In a Changing World, Managers Need to Create Knowledge, Not Just Share It

white businesswoman listening

In an article for the Harvard Business Review, John Hagel III and John Seely Brown posit that many leaders consider that organizational learning involves existing knowledge. This is understandable, since this the focus of formal education, training and leadership development programs. They use the “sage on the stage” model, where experts share their expertise without acknowledging that there might be useful expertise in the room. These experts share “best practices” that they assert will work in most organizational contexts and situations.

Hagel and Brown take a different view of organizational learning. They suggest that, rather than sharing existing knowledge, the most valuable form of learning today is the creation of new knowledge. Organizations can no longer rely on the explicit knowledge in procedural manuals. When new and unexpected situations crop up, managers need to improvise effective responses. Learning occurs as they quickly develop and test new strategies to improve their performance results. This gives them new knowledge about what works and what doesn’t work in specific situations.

Most new knowledge is tacit (unspoken but based on first- hand experience) and evolves as the managers confront new situations.
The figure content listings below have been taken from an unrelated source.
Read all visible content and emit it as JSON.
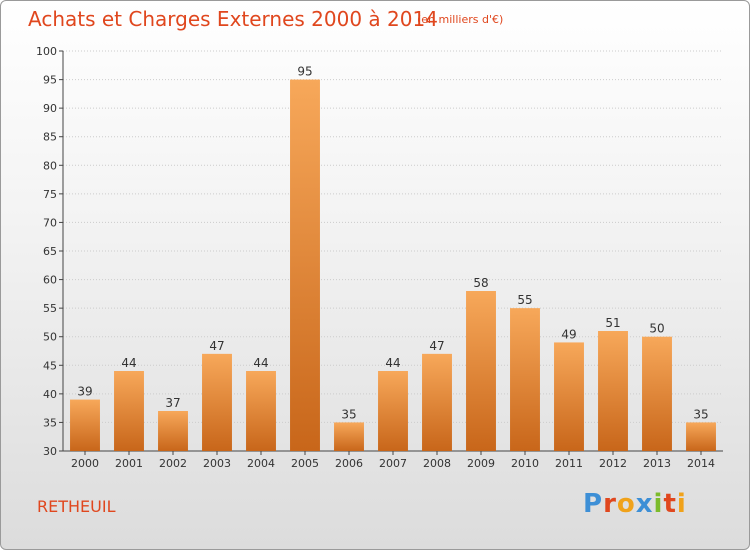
{
  "header": {
    "title": "Achats et Charges Externes 2000 à 2014",
    "subtitle": "(en milliers d'€)"
  },
  "footer": {
    "place": "RETHEUIL",
    "logo_text": "Proxiti"
  },
  "colors": {
    "title": "#e0471e",
    "bar_top": "#f7a85a",
    "bar_bottom": "#c8661a",
    "grid": "#cccccc",
    "axis": "#444444",
    "logo": [
      "#3d8fd6",
      "#e0471e",
      "#f0a21a",
      "#3d8fd6",
      "#7cbb2b",
      "#e0471e",
      "#f0a21a"
    ]
  },
  "chart_data": {
    "type": "bar",
    "title": "Achats et Charges Externes 2000 à 2014",
    "subtitle": "(en milliers d'€)",
    "categories": [
      "2000",
      "2001",
      "2002",
      "2003",
      "2004",
      "2005",
      "2006",
      "2007",
      "2008",
      "2009",
      "2010",
      "2011",
      "2012",
      "2013",
      "2014"
    ],
    "values": [
      39,
      44,
      37,
      47,
      44,
      95,
      35,
      44,
      47,
      58,
      55,
      49,
      51,
      50,
      35
    ],
    "ylim": [
      30,
      100
    ],
    "yticks": [
      30,
      35,
      40,
      45,
      50,
      55,
      60,
      65,
      70,
      75,
      80,
      85,
      90,
      95,
      100
    ],
    "xlabel": "",
    "ylabel": "",
    "grid": true,
    "data_labels": true
  }
}
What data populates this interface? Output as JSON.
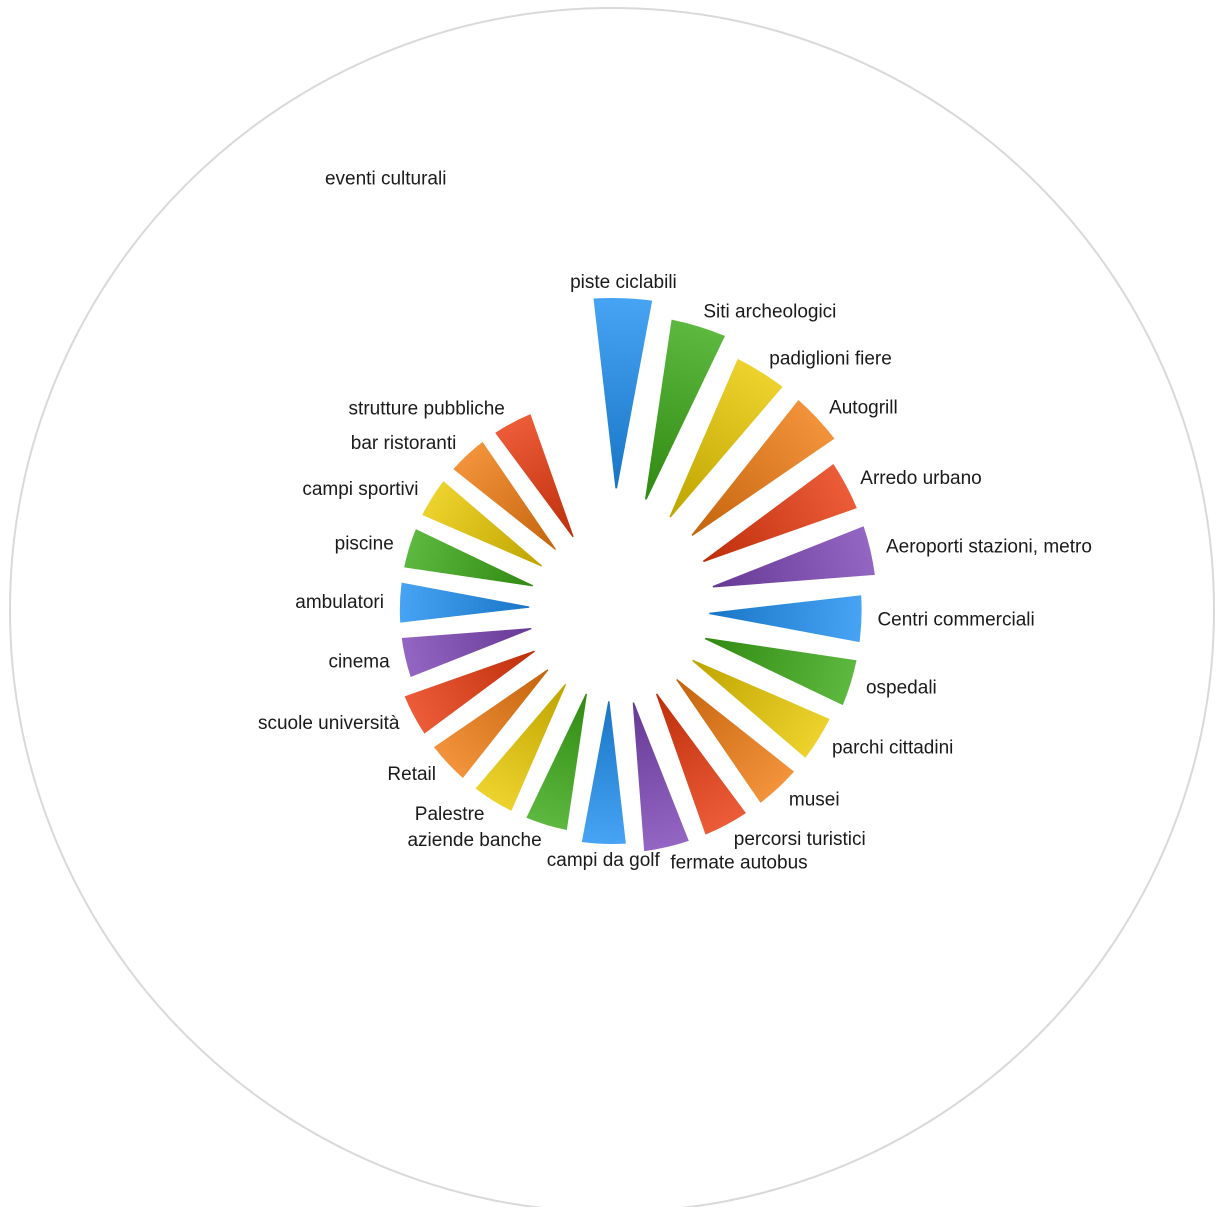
{
  "chart_data": {
    "type": "polar-bar",
    "title": "",
    "categories": [
      "piste ciclabili",
      "Siti archeologici",
      "padiglioni fiere",
      "Autogrill",
      "Arredo urbano",
      "Aeroporti stazioni, metro",
      "Centri commerciali",
      "ospedali",
      "parchi cittadini",
      "musei",
      "percorsi turistici",
      "fermate autobus",
      "campi da golf",
      "aziende banche",
      "Palestre",
      "Retail",
      "scuole università",
      "cinema",
      "ambulatori",
      "piscine",
      "campi sportivi",
      "bar ristoranti",
      "strutture pubbliche",
      "eventi culturali"
    ],
    "values": [
      100,
      95,
      90,
      90,
      85,
      85,
      80,
      80,
      78,
      78,
      78,
      78,
      75,
      72,
      72,
      72,
      72,
      68,
      68,
      68,
      68,
      68,
      68,
      0
    ],
    "colors": [
      "#1f8ff0",
      "#3aa816",
      "#e9c800",
      "#ef7a0f",
      "#e8380c",
      "#7c45b6",
      "#1f8ff0",
      "#3aa816",
      "#e9c800",
      "#ef7a0f",
      "#e8380c",
      "#7c45b6",
      "#1f8ff0",
      "#3aa816",
      "#e9c800",
      "#ef7a0f",
      "#e8380c",
      "#7c45b6",
      "#1f8ff0",
      "#3aa816",
      "#e9c800",
      "#ef7a0f",
      "#e8380c",
      "#7c45b6"
    ],
    "grid": false,
    "legend": "none"
  }
}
According to Hagel and Brown, the learning necessary to create new tacit knowledge is best done in small work groups. Why? Because small work or peer groups help the members “form deep, trust-based relationships with each other so that they can feel comfortable trying new things … and reflecting collaboratively on what worked and what didn’t work.”

Interestingly enough, this is an exact description of structure and intent of The Peer Learning Group Program©. Peer learning groups are limited to 6 managers, who have the same levels of responsibility but come from different parts of the organization. The groups are small enough so that every member can speak and be heard by the other members.

All group members attend an introductory module (in the Core Set) designed to build trusting relationships so they will feel comfortable sharing their knowledge and experience. The Peer Learning Group Model© provides a framework for the managers in the peer learning group to: discuss a specific job challenge, articulate and pool their thoughts, gain new perspectives and information, practice using new strategies in their worksite to meet the challenge, and then reflect on what worked and what didn’t work.

Peer learning groups are an excellent way for managers to create new knowledge.